Express & Star

This Brexit experiment is failing

It might be of interest to put the reported Brexit divorce bill into context.

Published
Brexit

It is approximately five years of the £350m per week that the Leave campaign said would be gained by Britain leaving the EU.

In annual terms it is approximately 0.4 per cent of the UK’s GDP, which is about a quarter of the annual growth in GDP that the government included in the 2017 budget for the near future.

As the money will be leaving the UK without any benefit being received in return, then this will be a drag on UK GDP performance. This means that just to ‘stand still’ new trading outside of the EU needs to gain the UK at least 0.4 per cent pa.

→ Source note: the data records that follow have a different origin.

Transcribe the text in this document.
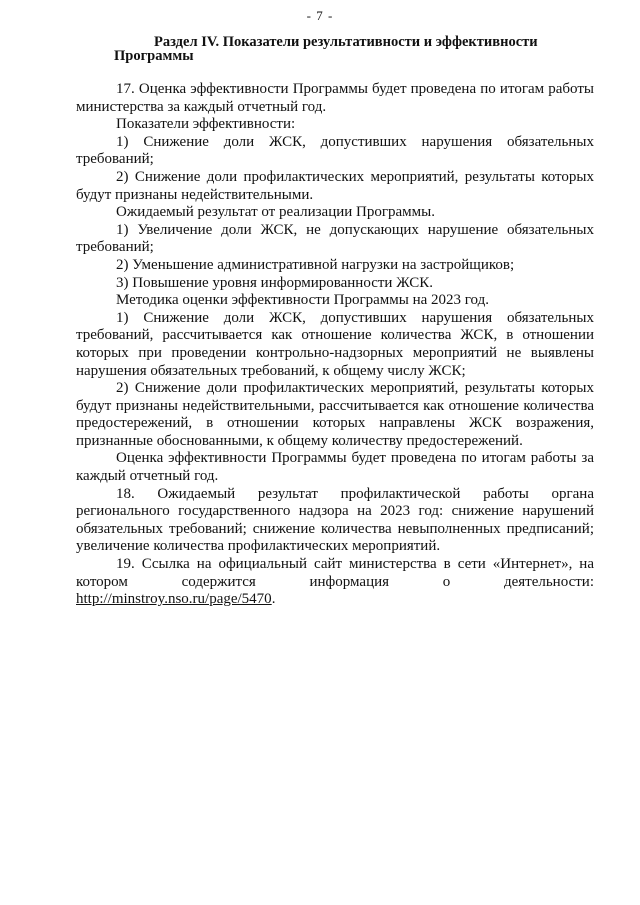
- 7 -
Раздел IV. Показатели результативности и эффективности
Программы

17. Оценка эффективности Программы будет проведена по итогам работы министерства за каждый отчетный год.

Показатели эффективности:

1) Снижение доли ЖСК, допустивших нарушения обязательных требований;

2) Снижение доли профилактических мероприятий, результаты которых будут признаны недействительными.

Ожидаемый результат от реализации Программы.

1) Увеличение доли ЖСК, не допускающих нарушение обязательных требований;

2) Уменьшение административной нагрузки на застройщиков;

3) Повышение уровня информированности ЖСК.

Методика оценки эффективности Программы на 2023 год.

1) Снижение доли ЖСК, допустивших нарушения обязательных требований, рассчитывается как отношение количества ЖСК, в отношении которых при проведении контрольно-надзорных мероприятий не выявлены нарушения обязательных требований, к общему числу ЖСК;

2) Снижение доли профилактических мероприятий, результаты которых будут признаны недействительными, рассчитывается как отношение количества предостережений, в отношении которых направлены ЖСК возражения, признанные обоснованными, к общему количеству предостережений.

Оценка эффективности Программы будет проведена по итогам работы за каждый отчетный год.

18. Ожидаемый результат профилактической работы органа регионального государственного надзора на 2023 год: снижение нарушений обязательных требований; снижение количества невыполненных предписаний; увеличение количества профилактических мероприятий.

19. Ссылка на официальный сайт министерства в сети «Интернет», на котором содержится информация о деятельности: http://minstroy.nso.ru/page/5470.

Clearly, their assertion that the EU will ‘be falling over themselves to do a deal with the UK’ has proved to be wrong. Similarly, the assertion that there would be no costs associated with an exit has been proven to be wrong.

So far, Leavers have not committed to any projections on the benefits they expect to be gained from trading outside of the EU. But, when they do, we need to be careful about them. However, this goes beyond ‘numbers’.

The claims for ‘regaining sovereignty’ and ‘gaining control of borders’ were also assertions Leavers made with little or no proof provided on how they would be achieved and what impact they would have.

The evidence so far suggests that the experiment of Brexit is going to fail most, if not all, of its criteria of success.